Dass US-Präsident Joe Biden also Unternehmen, die Russland bei der Umgehung von Sanktionen unterstützen, drohte, vom US-Finanzsystem auszuschließen, zeigt Wirkung. "Das US-Bankensystem ist nach wie vor wichtiger für die türkische Wirtschaft als das russische, die USA nach Deutschland der wichtigste bilaterale Exportpartner. Den will man nicht verschrecken", so Gökten.
Armenien, Kasachstan, Usbekistan, Kirgisistan und die Türkei sollen 2022 fünfzigmal mehr Güter nach Russland exportiert haben, die kritisch für die russische Wirtschaft oder wichtig für die Militärindustrie sind, als sie 2019 an allgemeinen Gütern in alle Zielländer exportiert haben, sagt eine Studie des Münchner Ifo-Instituts. 51 Prozent der Güter, die wichtig für die russische Wirtschaft oder Militärindustrie seien, sollen aus der Volksrepublik China kommen.

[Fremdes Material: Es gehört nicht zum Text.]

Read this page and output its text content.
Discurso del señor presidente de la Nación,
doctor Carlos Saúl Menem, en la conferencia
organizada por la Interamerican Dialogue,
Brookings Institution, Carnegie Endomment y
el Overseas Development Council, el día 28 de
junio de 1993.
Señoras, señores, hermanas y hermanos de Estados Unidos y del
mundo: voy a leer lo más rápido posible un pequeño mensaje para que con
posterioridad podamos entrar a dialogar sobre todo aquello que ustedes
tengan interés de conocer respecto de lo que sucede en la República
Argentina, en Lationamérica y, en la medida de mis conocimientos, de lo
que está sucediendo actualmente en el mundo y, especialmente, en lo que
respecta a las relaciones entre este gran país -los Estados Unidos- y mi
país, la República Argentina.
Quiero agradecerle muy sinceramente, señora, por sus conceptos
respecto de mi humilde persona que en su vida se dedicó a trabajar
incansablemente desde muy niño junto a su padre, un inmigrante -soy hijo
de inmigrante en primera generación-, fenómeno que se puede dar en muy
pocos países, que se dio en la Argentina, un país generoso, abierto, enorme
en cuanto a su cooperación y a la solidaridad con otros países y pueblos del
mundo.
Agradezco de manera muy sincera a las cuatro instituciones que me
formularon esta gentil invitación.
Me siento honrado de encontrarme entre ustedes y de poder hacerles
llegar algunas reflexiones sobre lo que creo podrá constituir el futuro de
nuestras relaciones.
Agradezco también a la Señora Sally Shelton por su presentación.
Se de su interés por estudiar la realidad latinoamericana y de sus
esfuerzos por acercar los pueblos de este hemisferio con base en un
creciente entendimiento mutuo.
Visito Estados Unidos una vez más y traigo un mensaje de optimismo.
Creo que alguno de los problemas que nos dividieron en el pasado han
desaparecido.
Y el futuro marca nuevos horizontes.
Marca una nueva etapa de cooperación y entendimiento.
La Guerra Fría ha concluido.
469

Wahrscheinlich sei, dass der Handel mit Russland in den kommenden Monaten weiter zurückgeht. Die türkische Regierung setzt damit auch ein politisches Zeichen Richtung Westen, war die Beziehung zwischen Präsident Recep Tayyip Erdoğan und Biden doch stets eher unterkühlt.
Schwenk Richtung Westen?
Zuletzt sorgte die Zusage amerikanischer F-16-Kampfjets im Gegenzug für ein Ende der türkischen Blockade von Schwedens NATO-Beitritt für eine Annäherung. Die Türkei ist um ein ausgewogenes Verhältnis zu ihren westlichen Verbündeten bemüht, wird aber die Balance zu Russland halten. Ankara ist etwa extrem von russischer Energie abhängig. Seit Monaten gibt es Gerüchte über einen Besuch Wladimir Putins in Ankara; der russische Außenminister Sergei Lawrow könnte am Wochenende am Diplomatischen Forum in Antalya teilnehmen.
Gebeutelte Wirtschaft
Der Stopp des regen Handels mit Russland bedeutet für die bereits stark angeschlagenen türkischen Wirtschaft – die Lira liegt auf einem Rekordtief, die horrende Inflation bei über 60 Prozent – jedoch einen Dämpfer. Auslandsinvestoren sind abgeschreckt: Die Direktinvestitionen gingen 2023 um fast ein Drittel zurück. Dass sich die Lage bis Ende des Jahres wirklich verbessert, wie Erdoğan bei einer Wahlkampfveranstaltung am Dienstag versprach, ist unwahrscheinlich. Auch weil andere Nationen derzeit kaum die Produktivität der Türkei ankurbeln. "Deutschland zum Beispiel ist der wichtigste bilaterale Handelspartner der Türkei. Stockt dort die Nachfrage, wie es im Moment der Fall ist, steht auch die türkische Wirtschaft still", so Gökten.